Beyene Belay Bezabih, Yalew Woyneshet Gelaye, Demilew Ermias, Abie Getent, Tewabe Tsehaye, Abera Bayeh
Amhara Regional Health Bureau, Bahir Dar, Ethiopia.
J Vector Borne Dis. 2016 Mar;53(1):63-9.
BACKGROUND & OBJECTIVES: Malaria is one of the leading public health challenges in Ethiopia. To address this, the Federal Ministry of Ethiopia launched a laboratory diagnosis programme for promoting use of either rapid diagnostic tests (RDTs) or Giemsa microscopy to all suspected malaria cases. This study was conducted to assess the performance of RDT and influencing factors for Giemsa microscopic diagnosis in Amhara region.
A cross-sectional study was conducted in 10 high burden malaria districts of Amhara region from 15 May to 15 June 2014. Data were collected using structured questionnaire. Blood samples were collected from 1000 malaria suspected cases in 10 health centers. RDT (SD BIOLINE) and Giemsa microscopy were performed as per standard procedures. Kappa value, logistic regression and chi-square test were used for statistical analysis.
The overall positivity rate (PR) of malaria parasites by RDT and Giemsa microscopy was 17.1 and 16.5% respectively. Compared to Giemsa microscopy as "gold standard", RDT showed 83.9% sensitivity and 96% specificity. The level of agreement between first reader and second reader for blood film microscopy was moderate (Kappa value = 0.74). Logistic regression showed that male, under five year of age and having fever more than 24 h prior to malaria diagnosis had statistically significant association with malaria positivity rate for malaria parasites.

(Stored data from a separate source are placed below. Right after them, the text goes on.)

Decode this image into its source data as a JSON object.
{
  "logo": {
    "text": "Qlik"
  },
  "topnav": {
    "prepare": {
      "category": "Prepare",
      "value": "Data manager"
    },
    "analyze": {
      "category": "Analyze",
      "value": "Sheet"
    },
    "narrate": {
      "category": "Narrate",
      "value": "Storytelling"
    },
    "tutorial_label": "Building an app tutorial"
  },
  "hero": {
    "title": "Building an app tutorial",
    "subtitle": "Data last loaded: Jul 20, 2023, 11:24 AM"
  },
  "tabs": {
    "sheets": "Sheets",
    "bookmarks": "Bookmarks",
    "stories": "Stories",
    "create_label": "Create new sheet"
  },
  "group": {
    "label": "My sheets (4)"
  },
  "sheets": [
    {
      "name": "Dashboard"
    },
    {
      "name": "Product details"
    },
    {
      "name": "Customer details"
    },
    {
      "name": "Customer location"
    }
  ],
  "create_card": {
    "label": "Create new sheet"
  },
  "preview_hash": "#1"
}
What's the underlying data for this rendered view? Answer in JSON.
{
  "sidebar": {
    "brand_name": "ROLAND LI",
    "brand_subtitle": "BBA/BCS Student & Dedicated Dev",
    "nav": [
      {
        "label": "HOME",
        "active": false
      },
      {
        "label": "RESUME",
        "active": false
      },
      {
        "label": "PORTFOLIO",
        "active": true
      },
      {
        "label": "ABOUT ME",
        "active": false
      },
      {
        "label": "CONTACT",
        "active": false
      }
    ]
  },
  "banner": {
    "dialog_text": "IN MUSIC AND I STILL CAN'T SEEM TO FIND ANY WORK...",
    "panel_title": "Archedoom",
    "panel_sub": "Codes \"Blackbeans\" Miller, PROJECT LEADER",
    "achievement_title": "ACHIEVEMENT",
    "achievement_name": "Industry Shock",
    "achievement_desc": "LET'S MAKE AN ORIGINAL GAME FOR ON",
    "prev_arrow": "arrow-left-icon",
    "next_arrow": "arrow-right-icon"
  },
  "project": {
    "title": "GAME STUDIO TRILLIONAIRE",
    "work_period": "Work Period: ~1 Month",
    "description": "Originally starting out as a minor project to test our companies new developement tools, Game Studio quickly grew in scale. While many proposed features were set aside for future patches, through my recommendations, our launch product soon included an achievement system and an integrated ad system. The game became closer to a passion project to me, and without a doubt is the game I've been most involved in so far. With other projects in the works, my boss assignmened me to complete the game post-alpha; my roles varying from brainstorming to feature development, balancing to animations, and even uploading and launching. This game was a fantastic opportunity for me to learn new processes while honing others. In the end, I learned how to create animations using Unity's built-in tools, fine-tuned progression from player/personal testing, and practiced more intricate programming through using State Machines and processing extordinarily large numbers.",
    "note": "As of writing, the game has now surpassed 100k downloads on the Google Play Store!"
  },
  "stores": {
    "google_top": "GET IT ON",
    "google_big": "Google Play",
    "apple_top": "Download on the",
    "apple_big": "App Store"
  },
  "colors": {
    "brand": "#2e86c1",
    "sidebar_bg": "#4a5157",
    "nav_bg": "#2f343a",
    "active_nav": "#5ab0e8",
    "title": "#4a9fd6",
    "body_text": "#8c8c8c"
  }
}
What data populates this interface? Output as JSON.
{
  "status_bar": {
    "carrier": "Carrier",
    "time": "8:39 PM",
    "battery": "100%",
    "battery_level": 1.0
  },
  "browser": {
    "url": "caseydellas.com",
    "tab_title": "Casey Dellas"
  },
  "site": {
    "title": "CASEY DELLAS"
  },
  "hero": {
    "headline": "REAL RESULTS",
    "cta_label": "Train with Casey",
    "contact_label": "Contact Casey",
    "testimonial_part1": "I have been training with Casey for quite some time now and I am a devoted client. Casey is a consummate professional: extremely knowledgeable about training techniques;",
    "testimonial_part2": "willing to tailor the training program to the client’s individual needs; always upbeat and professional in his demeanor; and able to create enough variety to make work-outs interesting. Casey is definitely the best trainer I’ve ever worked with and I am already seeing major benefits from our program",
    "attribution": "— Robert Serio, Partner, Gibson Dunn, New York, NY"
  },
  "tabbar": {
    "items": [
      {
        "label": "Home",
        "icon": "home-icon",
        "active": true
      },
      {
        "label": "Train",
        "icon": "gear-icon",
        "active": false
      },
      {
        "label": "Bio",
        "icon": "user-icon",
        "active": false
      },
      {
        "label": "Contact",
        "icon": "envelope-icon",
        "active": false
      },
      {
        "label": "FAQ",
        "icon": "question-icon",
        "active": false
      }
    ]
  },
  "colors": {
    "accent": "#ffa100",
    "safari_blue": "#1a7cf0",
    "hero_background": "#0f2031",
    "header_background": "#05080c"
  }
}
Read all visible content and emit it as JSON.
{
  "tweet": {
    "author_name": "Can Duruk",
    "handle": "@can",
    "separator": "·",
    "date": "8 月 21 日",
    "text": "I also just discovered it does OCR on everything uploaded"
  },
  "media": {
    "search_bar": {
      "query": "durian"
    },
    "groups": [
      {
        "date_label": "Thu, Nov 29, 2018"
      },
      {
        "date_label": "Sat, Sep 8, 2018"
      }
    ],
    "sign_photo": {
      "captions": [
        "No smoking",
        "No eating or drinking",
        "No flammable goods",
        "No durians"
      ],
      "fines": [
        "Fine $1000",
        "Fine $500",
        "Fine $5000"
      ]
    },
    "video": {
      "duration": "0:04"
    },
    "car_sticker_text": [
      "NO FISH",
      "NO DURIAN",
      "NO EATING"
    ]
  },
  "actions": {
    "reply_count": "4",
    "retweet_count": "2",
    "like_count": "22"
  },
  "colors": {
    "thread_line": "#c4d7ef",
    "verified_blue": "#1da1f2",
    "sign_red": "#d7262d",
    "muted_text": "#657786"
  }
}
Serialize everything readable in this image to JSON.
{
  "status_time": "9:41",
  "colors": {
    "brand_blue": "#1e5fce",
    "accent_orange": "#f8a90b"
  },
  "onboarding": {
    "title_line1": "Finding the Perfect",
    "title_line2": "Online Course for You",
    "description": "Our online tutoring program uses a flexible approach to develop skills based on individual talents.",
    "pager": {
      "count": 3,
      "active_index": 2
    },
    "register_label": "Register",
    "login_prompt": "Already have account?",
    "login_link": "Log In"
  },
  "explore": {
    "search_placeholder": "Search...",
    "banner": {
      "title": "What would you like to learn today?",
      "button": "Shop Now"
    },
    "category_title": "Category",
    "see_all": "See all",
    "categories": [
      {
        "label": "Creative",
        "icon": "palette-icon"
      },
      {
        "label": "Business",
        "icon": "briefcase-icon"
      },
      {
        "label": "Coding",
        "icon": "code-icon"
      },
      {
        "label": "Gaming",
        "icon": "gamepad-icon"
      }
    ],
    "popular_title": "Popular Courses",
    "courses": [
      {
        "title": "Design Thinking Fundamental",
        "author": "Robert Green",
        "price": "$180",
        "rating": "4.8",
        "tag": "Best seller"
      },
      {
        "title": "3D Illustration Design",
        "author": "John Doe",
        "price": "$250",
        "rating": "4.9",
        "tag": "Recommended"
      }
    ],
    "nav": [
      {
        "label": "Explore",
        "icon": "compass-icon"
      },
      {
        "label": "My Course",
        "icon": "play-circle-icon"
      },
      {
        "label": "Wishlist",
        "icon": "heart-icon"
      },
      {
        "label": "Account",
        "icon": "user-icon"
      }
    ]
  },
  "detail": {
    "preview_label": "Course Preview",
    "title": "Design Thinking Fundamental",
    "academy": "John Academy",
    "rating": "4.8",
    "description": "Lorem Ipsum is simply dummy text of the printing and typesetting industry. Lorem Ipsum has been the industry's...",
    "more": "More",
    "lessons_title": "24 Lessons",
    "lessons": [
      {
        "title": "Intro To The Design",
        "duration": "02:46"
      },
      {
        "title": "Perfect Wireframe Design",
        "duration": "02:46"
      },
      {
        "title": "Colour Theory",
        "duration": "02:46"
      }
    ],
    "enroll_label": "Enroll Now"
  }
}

INTERPRETATION & CONCLUSION: The overall specificity and negative predictive values of RDT for malaria diagnosis were excellent. However, the sensitivity and positive predictive values of RDT were low. Therefore, in-service training, quality monitoring of RDTs, and adequate laboratory supplies for diagnostic services of malaria would be crucial for effective intervention measures.
疟疾是埃塞俄比亚面临的主要公共卫生挑战之一。为应对这一问题,埃塞俄比亚联邦卫生部启动了一项实验室诊断计划,以促进对所有疑似疟疾病例使用快速诊断检测(RDT)或吉姆萨显微镜检查。本研究旨在评估阿姆哈拉地区RDT的性能以及吉姆萨显微镜诊断的影响因素。
2014年5月15日至6月15日,在阿姆哈拉地区10个疟疾高负担地区进行了一项横断面研究。使用结构化问卷收集数据。从10个卫生中心的1000例疑似疟疾病例中采集血样。按照标准程序进行RDT(SD BIOLINE)和吉姆萨显微镜检查。采用Kappa值、逻辑回归和卡方检验进行统计分析。
RDT和吉姆萨显微镜检查疟原虫的总体阳性率分别为17.1%和16.5%。与作为“金标准”的吉姆萨显微镜检查相比,RDT的灵敏度为83.9%,特异性为96%。血涂片显微镜检查的第一位阅片者和第二位阅片者之间的一致性水平为中等(Kappa值 = 0.74)。逻辑回归显示,男性、五岁以下儿童以及在疟疾诊断前发烧超过24小时与疟原虫疟疾阳性率在统计学上有显著关联。
RDT用于疟疾诊断的总体特异性和阴性预测值极佳。然而,RDT的灵敏度和阳性预测值较低。因此,在职培训、RDT的质量监测以及疟疾诊断服务的充足实验室用品对于有效的干预措施至关重要。